The democratisation of yoga via YouTube and it’s unfortunate consequences for teacher pay
The global empire that Adriene Mishler has created since 2012 is the biggest piece of evidence that online yoga held popularity before 2020. Her YouTube channel “Yoga with Adriene” is still to this day the most common response I get when I ask how people got into yoga. I mean it’s how I got into yoga- a New Year’s resolution in 2014 led me to completing her 30 days of yoga in January. On her website it states that in 2015 Yoga with Adriene was the most searched for workout on Google. YouTube yoga democratises the practice and eliminates the social and financial barriers that exist in studios in London that offer classes for £20…
That is not to say you shouldn’t pay for yoga. We forget that you pay with views to Yoga with Adriene. Although the growth of the online yoga space has enabled teachers to teach to students all over the world and with zoom sessions and on demand content behind a pay-wall it has given a new income stream to an already tricky profession financially the rise of globally “famous” YouTube teachers has perpetuated the idea that the teacher shouldn’t be directly paid.
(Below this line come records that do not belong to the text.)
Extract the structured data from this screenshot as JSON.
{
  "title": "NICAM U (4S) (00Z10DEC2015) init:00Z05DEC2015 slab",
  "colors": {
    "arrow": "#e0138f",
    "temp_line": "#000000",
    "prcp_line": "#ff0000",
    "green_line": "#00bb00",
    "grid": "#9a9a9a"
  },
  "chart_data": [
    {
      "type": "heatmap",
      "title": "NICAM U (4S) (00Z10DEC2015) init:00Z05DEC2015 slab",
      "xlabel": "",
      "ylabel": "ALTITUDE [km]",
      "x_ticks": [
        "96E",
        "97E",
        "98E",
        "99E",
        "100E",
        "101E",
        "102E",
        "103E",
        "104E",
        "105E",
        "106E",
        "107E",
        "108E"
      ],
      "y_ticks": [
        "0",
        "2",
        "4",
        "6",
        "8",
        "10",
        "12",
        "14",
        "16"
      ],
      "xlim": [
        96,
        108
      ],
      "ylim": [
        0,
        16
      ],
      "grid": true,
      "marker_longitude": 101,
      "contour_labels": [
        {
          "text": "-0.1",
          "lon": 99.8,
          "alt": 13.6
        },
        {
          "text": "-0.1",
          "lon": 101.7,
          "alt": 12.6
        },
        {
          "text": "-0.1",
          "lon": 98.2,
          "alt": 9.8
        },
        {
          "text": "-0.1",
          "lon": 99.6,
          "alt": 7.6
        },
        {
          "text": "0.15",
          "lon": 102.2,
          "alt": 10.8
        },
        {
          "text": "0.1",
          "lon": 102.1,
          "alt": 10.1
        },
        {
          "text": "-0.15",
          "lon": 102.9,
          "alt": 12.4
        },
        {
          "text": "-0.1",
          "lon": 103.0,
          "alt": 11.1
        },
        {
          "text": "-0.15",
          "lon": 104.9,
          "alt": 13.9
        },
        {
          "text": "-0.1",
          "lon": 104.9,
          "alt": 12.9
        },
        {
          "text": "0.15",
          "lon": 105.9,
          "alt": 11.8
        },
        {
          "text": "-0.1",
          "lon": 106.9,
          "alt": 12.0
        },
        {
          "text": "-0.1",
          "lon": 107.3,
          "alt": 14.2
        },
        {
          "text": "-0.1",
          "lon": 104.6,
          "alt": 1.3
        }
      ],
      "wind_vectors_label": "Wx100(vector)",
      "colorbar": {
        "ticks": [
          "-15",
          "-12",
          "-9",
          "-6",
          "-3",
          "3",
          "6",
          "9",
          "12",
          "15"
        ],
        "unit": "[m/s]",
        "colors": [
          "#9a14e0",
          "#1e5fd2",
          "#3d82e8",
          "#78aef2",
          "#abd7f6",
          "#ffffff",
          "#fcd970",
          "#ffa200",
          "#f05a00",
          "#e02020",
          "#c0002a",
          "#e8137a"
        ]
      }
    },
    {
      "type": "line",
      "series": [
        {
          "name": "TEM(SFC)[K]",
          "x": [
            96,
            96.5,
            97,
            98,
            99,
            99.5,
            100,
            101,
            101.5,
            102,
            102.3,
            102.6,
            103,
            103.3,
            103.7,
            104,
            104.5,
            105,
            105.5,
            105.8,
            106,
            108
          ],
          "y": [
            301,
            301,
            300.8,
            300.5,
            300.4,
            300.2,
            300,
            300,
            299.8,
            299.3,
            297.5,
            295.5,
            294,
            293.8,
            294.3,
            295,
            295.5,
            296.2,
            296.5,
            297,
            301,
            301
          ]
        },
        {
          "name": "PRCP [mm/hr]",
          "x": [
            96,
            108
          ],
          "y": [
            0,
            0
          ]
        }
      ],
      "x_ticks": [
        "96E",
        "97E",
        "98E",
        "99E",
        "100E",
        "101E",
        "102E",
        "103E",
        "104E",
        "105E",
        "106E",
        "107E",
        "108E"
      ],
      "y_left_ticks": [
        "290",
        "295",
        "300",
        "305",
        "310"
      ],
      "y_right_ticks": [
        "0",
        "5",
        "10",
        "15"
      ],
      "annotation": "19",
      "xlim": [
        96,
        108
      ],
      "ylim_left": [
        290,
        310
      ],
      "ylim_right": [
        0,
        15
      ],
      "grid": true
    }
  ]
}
Bex Parker-Smith, a fellow yoga teacher wrote this brilliant poem that I feel really encapsulates the issue:
get a real job
i’m told
one where you work 9am
until you’re old
get a real job
i hear you say
one with PDPs
and proper pay
one with targets
paid holiday
get a real job
for pity’s sake
but
i pay taxes
improve CXs
send emails from three inboxes
i too know a few colleagues you might call toxic
i do PR
and i’m a PA
a business manager
who sorts financial aid
this is marketing right here
tell me where this is not clear?
my hours might not look the same as yours,
and while i work in studios not office floors
please think
the next time you come to me to feel less
stressed, distressed, duress
when i stand with you as you process
your work mess,
keep calm so you impress on that big pitch
that if we’re honest
you won’t remember a year on from it –
that my job
is real, needs skill, has value
and if we honestly ask ourselves just who
benefits most from my unreal job, fake work,
time in lieu, cop out, phase, lazy, hobby
that it is you, hun – actually.
Finding collective energy via zoom yoga
Covid-19 has forces us to adapt in order to find connection with others. Online yoga provides just that, in my Wednesday night zoom class that I have been running every week since May 2020 the little boxes’ backgrounds are so familiar to me. I feel so privileged to be allowed in some way into someone’s private world and they often have snuck away from family members to be alone with me. Often at the end of Savasana I ask students to zoom out and view themselves from above. This view to me is a network of connections formed across the world to my fellow yoga teacher who I trained with in Texas, to my boyfriend’s family in South Africa and my parents in the room next door to me.
Next time you do a pre-recorded class, at the end, imagine other people in their rooms doing the exact same thing, maybe even at the exact same time. Connection is there. There is no ‘right’ way to do yoga. Yoga is something around us and within us at all times but maybe the pandemic has taught us of the value of a quiet, intimate moment uniting body and mind.